Because my time as a resident member of the Palestinian community is winding down, I'm spending even more time with my new family. Last night, we had a barbecue on the rooftop of our family home. Between the water tanks and laundry lines, we spread pieces of newspaper across a big table and circled around it in our respective plastic chairs for a small feast of hummus, bread, yogurt, roasted fish from Gaza, local chicken, tomato and cucumber salad and generic coca-cola. Nearly every adult had a small child sitting in their lap. In my case, 4-year-old Wajd, one of the triplets in my family, crawled up with me. While we waited for the food to cook, we played the game of declaring who loves who more.
"Do you love me?," she began.
"Yes, I love you, Wajd. You are my habibti," I replied.
"No. I love you more than you love me," she said in Arabic, in her beautiful baby voice.
"But I love you more than you love me," I replied with inflection in my American accent.
"No you don't," she sighed and threw her little arms around my neck.
"Yes I do," I replied and gave her a loud, dramatic kiss on the cheek.
"No you don't."
"Yes I do..."
We continued like this for a while, which drew an audience of the other adults. Like the weather, my popularity with the children is a constant source of amusement.
Wajd sat in my lap while the adults fussed over cleaning up after our meal and bringing water to boil, as one might predict, a couple more pots of tea. At my feet, the other children ran about and played their self-invented games. With the sun no longer burning us from above, Palestine was finally starting to cool down. Good humor and a precious sense of peacefulness was emerging. In my plastic chair, I looked up to see a half moon above me and a sky full of stars. In the distance, the familiar sounds of sporadic rounds M-16 fire could be heard from the Israeli training facility across the hillside. The adults were laughing and animately engaged in a discussion that I didn't understand. Wajd quietly sat in my lap, swinging her little, honey-colored legs back and forth while she precariously balanced her pink flip-flops on the tips of her toes. I held her little hands in mine and became filled with the sense of how much I love this child who is always the first of her siblings to demand the space in my lap. I looked around in the dim light to cherish the moment and the faces of every member of my Paletinian family. It occurred to me how impressive and amazing this part of the journey has been for me. I never expected to feel so safe and welcome, but most of all, so unconditionally loved. I looked up at the stars again and said a silent prayer for everyone's health and happiness. For little Wajd, I wished on the brightest star in the sky and asked that the Universe bestow her with the ability to follow her dreams and answer her call. At that moment, I blinked back tears when a small flash of light high above me caught my eye. I realized that I was wishing on an Israeli drone plane doing reconnaissance of the area.

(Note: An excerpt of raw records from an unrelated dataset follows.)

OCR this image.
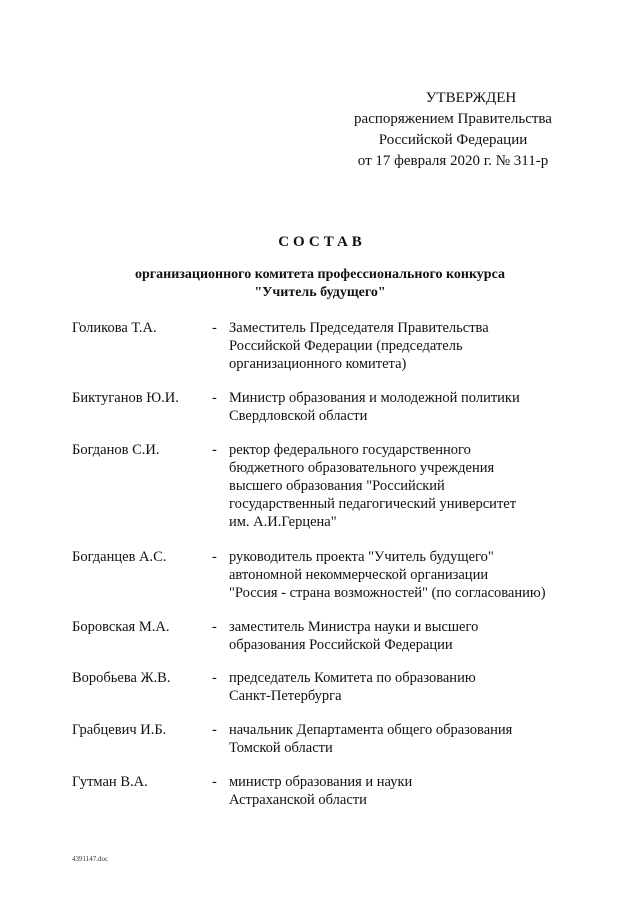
УТВЕРЖДЕН
распоряжением Правительства
Российской Федерации
от 17 февраля 2020 г. № 311-р
СОСТАВ
организационного комитета профессионального конкурса
"Учитель будущего"
Голикова Т.А.	- Заместитель Председателя Правительства
Российской Федерации (председатель
организационного комитета)
Биктуганов Ю.И. - Министр образования и молодежной политики
Свердловской области
Богданов С.И.	- ректор федерального государственного
бюджетного образовательного учреждения
высшего образования "Российский
государственный педагогический университет
им. А.И.Герцена"
Богданцев А.С.	- руководитель проекта "Учитель будущего"
автономной некоммерческой организации
"Россия - страна возможностей" (по согласованию)
Боровская М.А.	- заместитель Министра науки и высшего
образования Российской Федерации
Воробьева Ж.В.	- председатель Комитета по образованию
Санкт-Петербурга
Грабцевич И.Б.	- начальник Департамента общего образования
Томской области
Гутман В.А.	- министр образования и науки
Астраханской области
4391147.doc
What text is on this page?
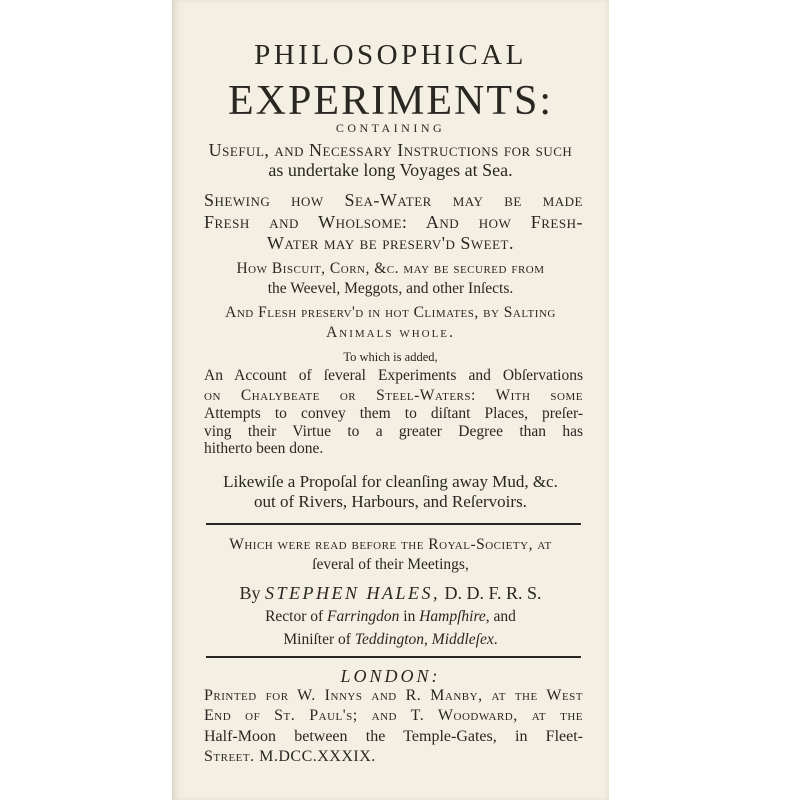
PHILOSOPHICAL
EXPERIMENTS:
CONTAINING
Uſeful, and Neceſſary Instructions for ſuch
as undertake long Voyages at Sea.
Shewing how Sea-Water may be made
Fresh and Wholsome: And how Fresh-
Water may be preſerv'd Sweet.
How Biscuit, Corn, &c. may be ſecured from
the Weevel, Meggots, and other Inſects.
And Flesh preſerv'd in hot Climates, by Salting
Animals whole.
To which is added,
An Account of ſeveral Experiments and Obſervations
on Chalybeate or Steel-Waters: With ſome
Attempts to convey them to diſtant Places, preſer-
ving their Virtue to a greater Degree than has
hitherto been done.
Likewiſe a Propoſal for cleanſing away Mud, &c.
out of Rivers, Harbours, and Reſervoirs.
Which were read before the Royal-Society, at
ſeveral of their Meetings,
By STEPHEN HALES, D. D. F. R. S.
Rector of Farringdon in Hampſhire, and
Miniſter of Teddington, Middleſex.
LONDON:
Printed for W. Innys and R. Manby, at the Weſt
End of St. Paul's; and T. Woodward, at the
Half-Moon between the Temple-Gates, in Fleet-
Street. M.DCC.XXXIX.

"Only in Palestine," I thought to myself. I attempted to shrug and even chuckle at the irony, but the weight of that small flash of light felt too heavy to simply shake away.
Perhaps this is the only place on earth where radical injustice is the brightest star in the sky. It made me hope that whoever captured my picture up there won't just see a Western girl sitting with family of Arabs on a rooftop in the middle of a 60-year-old refugee camp, but a human being sitting with someone's child in her lap who simply asked the Universe to recognize that we all have the right to follow our dreams. In this case, our right to exist is mutual and inalienable. But freedom can't be stolen from some in order to secure the dreams of others.
What is this world where children have to wish on drone planes?
May the Universe be merciful to us all.